Brownian motion in attenuated or renormalized inverse-square Poisson potential

TL;DR

This paper studies the behavior of Brownian motion in a random potential with inverse-square singularities, establishing existence and asymptotics of solutions, and resolving a critical case in three dimensions.

Contribution

It introduces a framework for analyzing Brownian motion in inverse-square Poisson potentials, including renormalization in 3D, and determines large-time asymptotics for solutions.

Findings

Proved existence of solutions for the parabolic Anderson problem with inverse-square potentials.

Derived large-time asymptotics of solutions using Feynman-Kac representation.

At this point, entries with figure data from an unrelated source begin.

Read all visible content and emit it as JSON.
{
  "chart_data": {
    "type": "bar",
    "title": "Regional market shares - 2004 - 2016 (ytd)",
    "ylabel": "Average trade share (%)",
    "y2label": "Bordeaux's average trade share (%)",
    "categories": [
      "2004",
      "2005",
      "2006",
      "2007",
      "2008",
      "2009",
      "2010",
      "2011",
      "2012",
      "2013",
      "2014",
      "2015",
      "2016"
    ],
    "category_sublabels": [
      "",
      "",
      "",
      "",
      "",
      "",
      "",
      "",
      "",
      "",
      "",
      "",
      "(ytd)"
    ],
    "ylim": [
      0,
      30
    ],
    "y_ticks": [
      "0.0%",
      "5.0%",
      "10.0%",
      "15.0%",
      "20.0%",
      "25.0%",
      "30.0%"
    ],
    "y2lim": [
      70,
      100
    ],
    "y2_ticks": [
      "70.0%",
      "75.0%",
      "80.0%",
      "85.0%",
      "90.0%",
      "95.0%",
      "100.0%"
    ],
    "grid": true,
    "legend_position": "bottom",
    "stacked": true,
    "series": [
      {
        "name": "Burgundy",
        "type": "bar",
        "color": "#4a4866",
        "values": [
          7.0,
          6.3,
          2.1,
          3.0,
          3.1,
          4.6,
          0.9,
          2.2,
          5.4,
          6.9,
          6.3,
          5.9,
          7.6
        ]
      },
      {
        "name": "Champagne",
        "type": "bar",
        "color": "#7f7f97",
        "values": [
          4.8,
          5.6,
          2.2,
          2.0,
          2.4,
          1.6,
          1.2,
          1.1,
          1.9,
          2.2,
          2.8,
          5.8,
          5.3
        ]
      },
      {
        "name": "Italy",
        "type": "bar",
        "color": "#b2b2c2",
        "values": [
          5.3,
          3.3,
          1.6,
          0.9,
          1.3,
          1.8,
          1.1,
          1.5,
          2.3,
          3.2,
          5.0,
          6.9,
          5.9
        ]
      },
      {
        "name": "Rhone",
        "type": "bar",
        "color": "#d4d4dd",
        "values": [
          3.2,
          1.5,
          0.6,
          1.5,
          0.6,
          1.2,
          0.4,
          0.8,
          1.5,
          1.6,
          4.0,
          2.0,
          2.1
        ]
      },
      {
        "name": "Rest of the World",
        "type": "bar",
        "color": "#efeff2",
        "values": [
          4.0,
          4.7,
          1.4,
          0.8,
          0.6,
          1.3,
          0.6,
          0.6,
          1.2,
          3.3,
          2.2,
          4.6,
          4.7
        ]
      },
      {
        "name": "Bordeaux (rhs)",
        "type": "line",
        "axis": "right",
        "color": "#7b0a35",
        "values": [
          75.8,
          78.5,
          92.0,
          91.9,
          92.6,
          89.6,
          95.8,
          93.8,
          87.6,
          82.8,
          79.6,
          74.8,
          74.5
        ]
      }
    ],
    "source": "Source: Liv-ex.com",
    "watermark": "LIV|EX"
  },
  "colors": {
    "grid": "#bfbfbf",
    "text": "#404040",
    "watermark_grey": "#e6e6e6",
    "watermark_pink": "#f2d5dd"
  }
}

Resolved the critical parameter case in three dimensions for the renormalized potential.

Abstract

We consider the parabolic Anderson problem with random potentials having inverse-square singularities around the points of a standard Poisson point process in $\mathbb{R}^d$, $d \geq 3$. The potentials we consider are obtained via superposition of translations over the points of the Poisson point process of a kernel $\mathfrak{K}$ behaving as $\mathfrak{K}(x) \approx \theta |x|^{-2}$ near the origin, where $\theta \in (0,(d-2)^2/16]$. In order to make sense of the corresponding path integrals, we require the potential to be either attenuated (meaning that $\mathfrak{K}$ is integrable at infinity) or, when $d=3$, renormalized, as introduced by Chen and Kulik in [8]. Our main results include existence and large-time asymptotics of non-negative solutions via Feynman-Kac representation. In particular, we settle for the renormalized potential in $d=3$ the problem with critical parameter $\theta = 1/16$, left open by Chen and Rosinski in [arXiv:1103.5717].